Acórdão
1º Relatório
Com base exclusivamente na sua qualidade de possuidora e de “terceiro” – esta sem justificar porquê – em 3.6.1996 A..., residente na ..., Santa Comba, Ponte de Lima, deduziu embargos de terceiro à penhora de um prédio cuja raiz disse pertencer ao seu marido, com quem está casada em regime de separação de bens. Invocou o disposto no artº 1037º do CPC, então vigente.
Por sentença de fls. 96 e seguintes, o Tribunal Tributário do Porto (1º Juízo) julgou os embargos improcedentes pelo facto de a embargante não ter a qualidade de terceiros, pois teve intervenção no acto em que o bem penhorado foi dado em garantia ao credor pelo pagamento da dívida. Com efeito, a embargante constituiu hipoteca sobre os prédios penhorados a favor do credor, para garantia da dívida contraída pelo executado perante o Fundo de Turismo.
Não se conformando com esta sentença, dela recorreu a embargante para este STA, tendo apresentado as suas alegações e conclusões de fls. 132 e seguintes, louvando-se na nova redacção dada ao CPC pela reforma de 1995-1996, mormente aos artºs 351º e 56º, nº 2.
Não houve contra-alegações.
Neste STA, o Mº. Pº. emitiu douto parecer nos termos do qual se deve conceder provimento ao recurso, com base na nova redacção dada aos artºs 55º, 56º e 351º do CPC.
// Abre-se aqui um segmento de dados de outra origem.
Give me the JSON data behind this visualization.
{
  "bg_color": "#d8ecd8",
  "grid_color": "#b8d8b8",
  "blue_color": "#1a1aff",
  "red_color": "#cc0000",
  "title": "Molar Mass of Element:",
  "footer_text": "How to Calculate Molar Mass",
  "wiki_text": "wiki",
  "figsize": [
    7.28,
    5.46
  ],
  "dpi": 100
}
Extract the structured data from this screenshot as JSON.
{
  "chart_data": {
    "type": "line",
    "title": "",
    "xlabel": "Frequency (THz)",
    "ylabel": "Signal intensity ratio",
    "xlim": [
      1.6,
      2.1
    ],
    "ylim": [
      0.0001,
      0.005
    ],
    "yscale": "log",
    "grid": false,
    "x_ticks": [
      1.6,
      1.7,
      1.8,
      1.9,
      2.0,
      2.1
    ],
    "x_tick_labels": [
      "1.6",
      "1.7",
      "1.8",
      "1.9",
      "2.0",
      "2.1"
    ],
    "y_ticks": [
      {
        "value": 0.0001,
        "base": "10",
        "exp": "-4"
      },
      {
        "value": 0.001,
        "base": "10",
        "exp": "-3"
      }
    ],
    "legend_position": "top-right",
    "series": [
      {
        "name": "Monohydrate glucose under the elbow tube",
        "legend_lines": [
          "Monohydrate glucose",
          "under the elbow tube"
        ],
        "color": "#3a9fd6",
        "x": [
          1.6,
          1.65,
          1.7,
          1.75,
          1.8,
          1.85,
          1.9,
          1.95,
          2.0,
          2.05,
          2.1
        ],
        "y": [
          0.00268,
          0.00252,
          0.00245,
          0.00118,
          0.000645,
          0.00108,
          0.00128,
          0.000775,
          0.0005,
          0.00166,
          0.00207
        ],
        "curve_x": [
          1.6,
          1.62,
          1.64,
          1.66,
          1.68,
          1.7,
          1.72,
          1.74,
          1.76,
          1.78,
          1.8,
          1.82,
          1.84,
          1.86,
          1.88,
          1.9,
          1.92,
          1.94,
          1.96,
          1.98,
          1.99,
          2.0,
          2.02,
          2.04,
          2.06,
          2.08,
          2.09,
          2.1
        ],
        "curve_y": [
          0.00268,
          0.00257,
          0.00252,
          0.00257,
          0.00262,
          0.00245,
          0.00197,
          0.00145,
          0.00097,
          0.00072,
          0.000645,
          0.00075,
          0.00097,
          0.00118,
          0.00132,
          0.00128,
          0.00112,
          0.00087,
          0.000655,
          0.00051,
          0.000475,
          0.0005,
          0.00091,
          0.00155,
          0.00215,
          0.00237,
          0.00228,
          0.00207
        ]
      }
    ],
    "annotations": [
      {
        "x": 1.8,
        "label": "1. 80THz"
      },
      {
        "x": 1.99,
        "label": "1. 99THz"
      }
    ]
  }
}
Corridos os vistos cumpre decidir a questão de saber se a decisão recorrida deve ser confirmada ou reformada, sendo certo que o tribunal de 1ª instância deu como provado que a embargante constitui hipoteca sobre os prédios penhorados a favor da entidade credora/exequente, o Fundo de Turismo, para garantia de dívida contraída pelo executado perante esta, pelo que teve intervenção no acto em que o bem penhorado foi dado em garantia do pagamento da dívida.
2º Fundamentos
A questão que se discute neste processo é a de saber se a embargante tem a qualidade de “terceiro”.
O Mº Juiz a quo disse que ela não era “terceiro”.
Este STA, pelo acórdão de fls. 151 e seguintes, seguiu o mesmo entendimento, fundando-se na redacção do artº 1037 do CPC, vigente ao tempo da penhora.
Após recurso de constitucionalidade, o TC, por acórdão de fls. 197 e seguintes, entendeu que a interpretação normativa dada ao artº 1037º, nº 2 do CPC, na redacção anterior à reforma de 1995/1996, era inconstitucional, pois ainda que a embargante tenha tido intervenção na escritura de constituição da hipoteca em que o bem foi dado em garantia de uma dívida de terceiro, a embargante não pode deixar de ser considerada terceiro.
Nos termos do artº 80º, nº 3, da Lei do Tribunal Constitucional, no caso de o juízo de constitucionalidade sobre a norma que a decisão recorrida tiver aplicado se fundar em determinada interpretação, esta deve ser aplicada com tal interpretação no processo em causa.
Assim, reformando o acórdão de fls. 151 e seguintes, a recorrente tem a qualidade de terceiro, com a tutela jurisdicional efectiva a que têm direito os terceiros.
Com base nesta jurisprudência constitucional, a sentença recorrida não se pode manter.
3º Decisão
Nestes termos, acordam os juízes deste STA em conceder provimento ao recurso, em revogar a sentença recorrida, devendo os autos voltar à 1ª instância a fim de aí prosseguirem os seus termos com a prolação de nova sentença que não seja de aplicação da norma julgada inconstitucional.
Sem custas.
Lisboa, 4 de Novembro de 2004. – Almeida Lopes (relator) – António Pimpão – Lúcio Barbosa.